3) Pulled Beef Flatbreads
Want to make a meat pizza, whether as an appetizer for a Yom Tov meal, or as an easy complete Chol Hamoed dinner? Make the Pesach pizza dough, and check out Leah Schapira’s instructions here for topping it. Ah…and what about the dairy version? This Parmesan Caesar Flatbread would also make a great Chol Hamoed meal.
4) Lehme B’agine
This is the perfect dough to use for those Syrian meat pizzas that even Ashkenazim love. The meat needs an 18-20 minute cooking time. Shape the dough (either roll and use a cooking cutter, or shape into little balls and flatten with your palm), then add the meat mixture onto the raw dough and freeze. Bake for the complete 18-20 minutes when you’re ready to enjoy. If I’m not serving right away, I like to underbake my lehmebagine by a couple minutes so they don’t dry out when I’m rewarming.
- 1 cup potato starch
- 1 cup almond flour
- 2 teaspoons salt
- 3 teaspoons baking powder
- 2 eggs
- ¼ cup water
- Preheat oven to 400ºF.
- In a bowl, combine potato starch, almond flour, salt, and baking powder. Mix to combine. Add eggs and mix. Add water, slowly (you may not need every bit), and combine until ingredients come together and have the texture of a real pizza dough. The dough should not be sticky, but rather have a texture that can be easily shaped.
- Press dough into 2 (8-inch) round pans (for pizza). (Alternatively, you can shape dough into 1 large rectangle/oval for flatbreads. You can also shape it into mini doughs. See notes for additional instructions)
- Par bake for 10 minutes. Add desired toppings and bake for an additional 10 minutes.
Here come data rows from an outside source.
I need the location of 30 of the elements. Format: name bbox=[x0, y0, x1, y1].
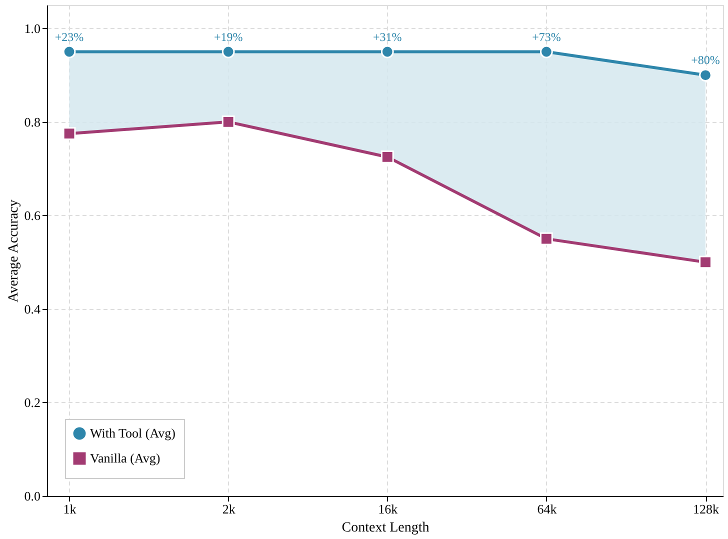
x-tick-label: 128k bbox=[693, 502, 720, 516]
annotation: +19% bbox=[214, 30, 243, 44]
x-tick-label: 2k bbox=[222, 502, 236, 516]
x-axis-title: Context Length bbox=[342, 520, 430, 536]
y-tick-label: 0.2 bbox=[24, 394, 40, 410]
annotation: +23% bbox=[54, 30, 84, 44]
y-tick-label: 0.4 bbox=[24, 301, 41, 316]
legend-label: With Tool (Avg) bbox=[90, 426, 176, 440]
point bbox=[540, 232, 553, 246]
annotation: +73% bbox=[532, 30, 561, 44]
point bbox=[699, 256, 712, 269]
y-tick-label: 0.6 bbox=[24, 208, 41, 223]
y-tick-label: 1.0 bbox=[24, 20, 40, 36]
legend-label: Vanilla (Avg) bbox=[90, 450, 160, 466]
y-tick-label: 0.8 bbox=[24, 114, 40, 130]
y-tick-label: 0.0 bbox=[24, 488, 40, 504]
point bbox=[699, 68, 712, 82]
x-tick-label: 1k bbox=[63, 502, 77, 516]
y-axis-title: Average Accuracy bbox=[6, 200, 22, 302]
x-tick-label: 64k bbox=[537, 502, 558, 516]
point bbox=[380, 150, 394, 164]
point bbox=[540, 45, 553, 58]
point bbox=[222, 45, 235, 58]
point bbox=[222, 115, 235, 128]
x-tick-label: 16k bbox=[378, 502, 398, 516]
annotation: +31% bbox=[373, 30, 402, 44]
point bbox=[62, 127, 76, 140]
annotation: +80% bbox=[691, 53, 720, 68]
point bbox=[380, 45, 394, 58]
point bbox=[62, 45, 76, 58]
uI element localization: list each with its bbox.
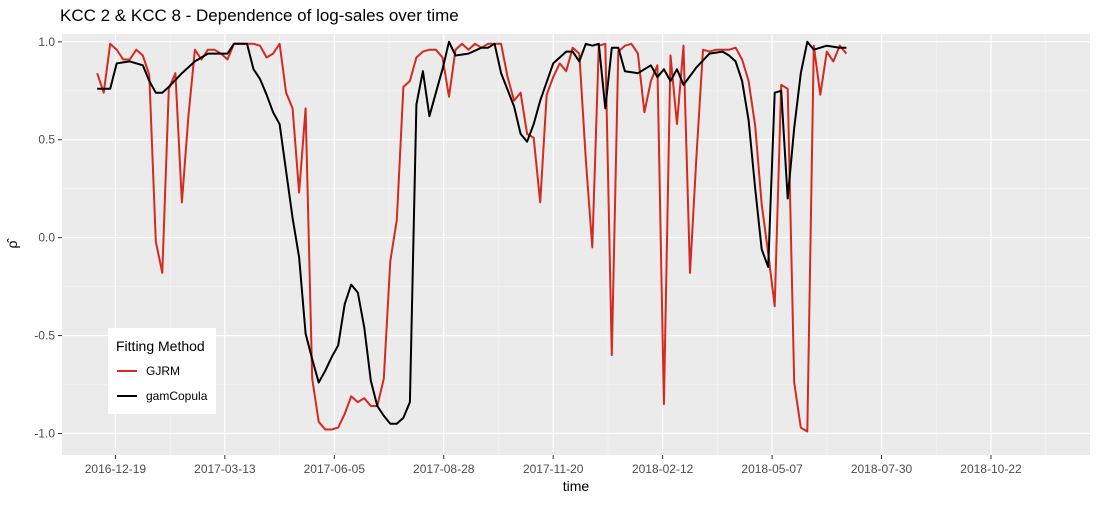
y-axis-title: ρ̂: [4, 238, 20, 249]
x-tick-label: 2017-03-13: [194, 462, 256, 476]
legend-label-gjrm: GJRM: [146, 364, 180, 378]
chart-title: KCC 2 & KCC 8 - Dependence of log-sales …: [60, 6, 459, 25]
y-tick-label: 0.5: [38, 133, 55, 147]
y-tick-label: -1.0: [34, 426, 55, 440]
x-axis-title: time: [563, 478, 590, 494]
x-tick-label: 2016-12-19: [85, 462, 147, 476]
x-tick-label: 2018-02-12: [632, 462, 694, 476]
legend-title: Fitting Method: [116, 338, 205, 354]
plot-panel: [62, 34, 1090, 455]
x-tick-label: 2017-06-05: [304, 462, 366, 476]
y-tick-label: 1.0: [38, 35, 55, 49]
x-tick-label: 2017-11-20: [523, 462, 584, 476]
series-line-gamcopula: [97, 40, 847, 425]
y-tick-label: -0.5: [34, 329, 55, 343]
y-tick-label: 0.0: [38, 231, 55, 245]
x-tick-label: 2017-08-28: [413, 462, 475, 476]
x-tick-label: 2018-07-30: [851, 462, 913, 476]
x-tick-label: 2018-10-22: [960, 462, 1022, 476]
legend-label-gamcopula: gamCopula: [146, 389, 208, 403]
x-tick-label: 2018-05-07: [741, 462, 803, 476]
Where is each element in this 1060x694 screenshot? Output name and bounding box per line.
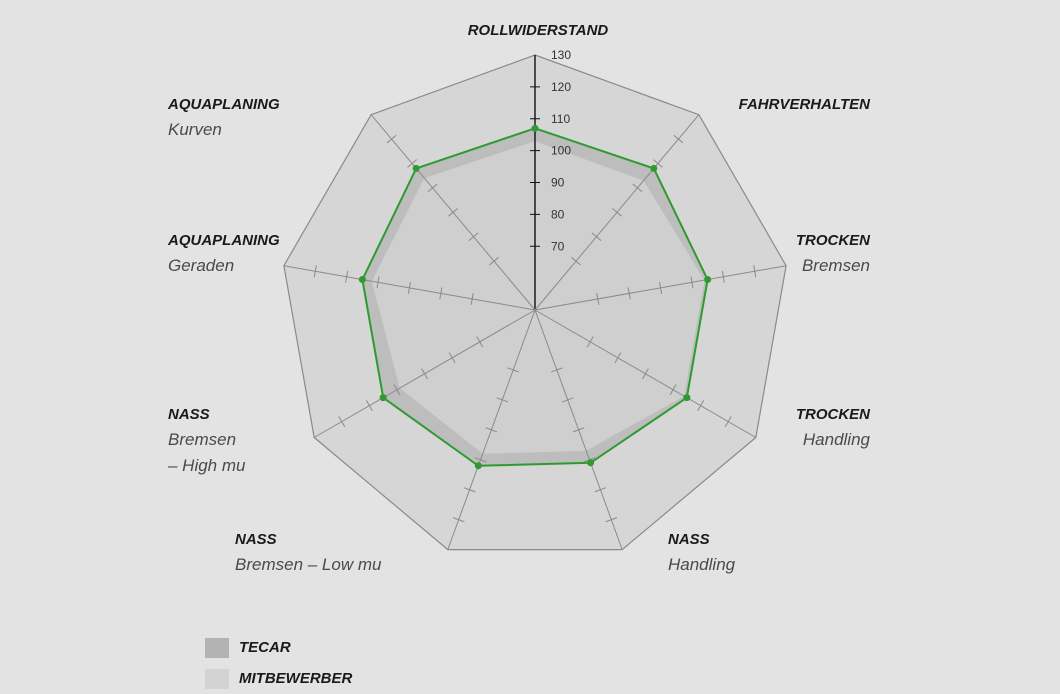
radar-tick-5-2	[485, 427, 498, 433]
radar-tick-2-2	[659, 281, 663, 294]
radar-tick-6-3	[393, 384, 401, 396]
data-point-tecar-6	[379, 394, 387, 402]
radar-tick-7-4	[345, 270, 349, 283]
tick-label-120: 120	[551, 80, 571, 94]
data-point-tecar-4	[587, 459, 595, 467]
data-point-tecar-8	[412, 164, 420, 172]
radar-tick-3-4	[697, 400, 705, 412]
radar-tick-2-1	[627, 287, 631, 300]
data-point-tecar-2	[704, 276, 712, 284]
axis-label-7: AQUAPLANING	[167, 232, 280, 249]
tick-label-90: 90	[551, 176, 565, 190]
legend-swatch-mitbewerber	[205, 668, 229, 689]
radar-tick-4-4	[594, 487, 607, 493]
axis-label-0: ROLLWIDERSTAND	[468, 22, 609, 39]
radar-tick-8-4	[407, 159, 417, 168]
axis-label-4: NASS	[668, 531, 710, 548]
legend-item-mitbewerber: MITBEWERBER	[205, 663, 352, 694]
radar-tick-3-5	[724, 416, 732, 428]
axis-sublabel-5-0: Bremsen – Low mu	[235, 555, 382, 574]
radar-tick-4-1	[561, 397, 574, 403]
series-line-tecar	[361, 127, 709, 467]
tick-label-70: 70	[551, 239, 565, 253]
axis-label-1: FAHRVERHALTEN	[739, 96, 872, 113]
data-point-tecar-1	[650, 164, 658, 172]
radar-tick-5-5	[452, 517, 465, 523]
radar-tick-7-1	[439, 287, 443, 300]
radar-tick-7-3	[376, 276, 380, 289]
radar-tick-6-0	[476, 336, 484, 348]
tick-label-110: 110	[551, 112, 570, 126]
radar-tick-1-3	[632, 183, 643, 193]
radar-tick-8-0	[489, 256, 499, 266]
radar-tick-8-5	[386, 134, 397, 144]
axis-label-6: NASS	[168, 406, 210, 423]
axis-sublabel-4-0: Handling	[668, 555, 736, 574]
legend-label-mitbewerber: MITBEWERBER	[239, 670, 353, 687]
radar-tick-3-2	[641, 368, 649, 380]
radar-tick-6-2	[421, 368, 429, 380]
radar-tick-1-2	[612, 208, 622, 217]
radar-tick-6-5	[338, 416, 346, 428]
radar-tick-3-0	[586, 336, 594, 348]
axis-sublabel-2-0: Bremsen	[802, 256, 870, 275]
radar-tick-7-5	[313, 265, 317, 278]
axis-sublabel-8-0: Kurven	[168, 120, 222, 139]
tick-label-80: 80	[551, 207, 565, 221]
radar-tick-1-4	[653, 159, 663, 168]
radar-tick-1-1	[591, 232, 602, 241]
tick-label-130: 130	[551, 48, 571, 62]
radar-tick-4-0	[550, 367, 563, 373]
radar-tick-7-2	[407, 281, 411, 294]
radar-tick-1-0	[571, 256, 581, 266]
axis-label-3: TROCKEN	[796, 406, 871, 423]
axis-label-8: AQUAPLANING	[167, 96, 280, 113]
radar-tick-8-1	[468, 232, 479, 241]
radar-tick-5-3	[474, 457, 487, 463]
radar-tick-3-1	[614, 352, 622, 364]
axis-label-2: TROCKEN	[796, 232, 871, 249]
series-area-mitbewerber	[371, 141, 705, 454]
radar-tick-6-4	[365, 400, 373, 412]
radar-tick-2-5	[753, 265, 757, 278]
radar-tick-5-4	[463, 487, 476, 493]
data-point-tecar-3	[683, 394, 691, 402]
axis-sublabel-3-0: Handling	[803, 430, 871, 449]
legend: TECAR MITBEWERBER	[205, 632, 352, 694]
radar-tick-6-1	[448, 352, 456, 364]
data-point-tecar-7	[358, 276, 366, 284]
legend-item-tecar: TECAR	[205, 632, 352, 663]
radar-tick-1-5	[673, 134, 684, 144]
radar-tick-8-3	[427, 183, 438, 193]
radar-tick-2-4	[721, 270, 725, 283]
radar-tick-4-5	[605, 517, 618, 523]
radar-tick-4-2	[572, 427, 585, 433]
radar-tick-2-0	[596, 292, 600, 305]
axis-sublabel-6-0: Bremsen	[168, 430, 236, 449]
radar-tick-7-0	[470, 292, 474, 305]
radar-chart: 70 80 90 100 110 120 130 ROLLWIDERSTAND FAHRVERH…	[167, 22, 872, 574]
legend-swatch-tecar	[205, 637, 229, 658]
data-point-tecar-0	[531, 124, 539, 132]
radar-tick-8-2	[448, 208, 458, 217]
radar-tick-5-0	[507, 367, 520, 373]
radar-tick-2-3	[690, 276, 694, 289]
axis-sublabel-7-0: Geraden	[168, 256, 234, 275]
data-point-tecar-5	[474, 462, 482, 470]
axis-label-5: NASS	[235, 531, 277, 548]
legend-label-tecar: TECAR	[239, 639, 291, 656]
axis-sublabel-6-1: – High mu	[167, 456, 246, 475]
radar-tick-3-3	[669, 384, 677, 396]
tick-label-100: 100	[551, 144, 571, 158]
radar-tick-5-1	[496, 397, 509, 403]
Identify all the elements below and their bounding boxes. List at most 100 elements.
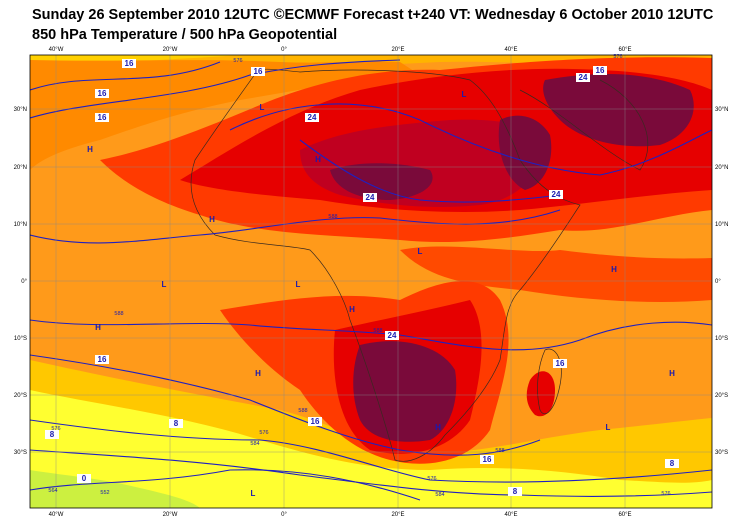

FAQ’s on Pesach Pizza Dough
Q: Can I freeze this dough?
A: Yes! Parbake your dough, wrap in parchment paper and then aluminum foil, and freeze. If using for pizza, simply add toppings and bake until cheese is melted. For beef flatbreads, warm the frozen dough for 2-4 minutes, then add toppings and serve fresh.
Q: Can I make this dough ahead and bake fresh?
A: To determine if this dough would maintain its texture in the refrigerator, I wrapped the raw dough in parchment, then aluminum, then stored it in a Ziplock bag. Two days later, I used the dough at room temperature and the texture was still perfect.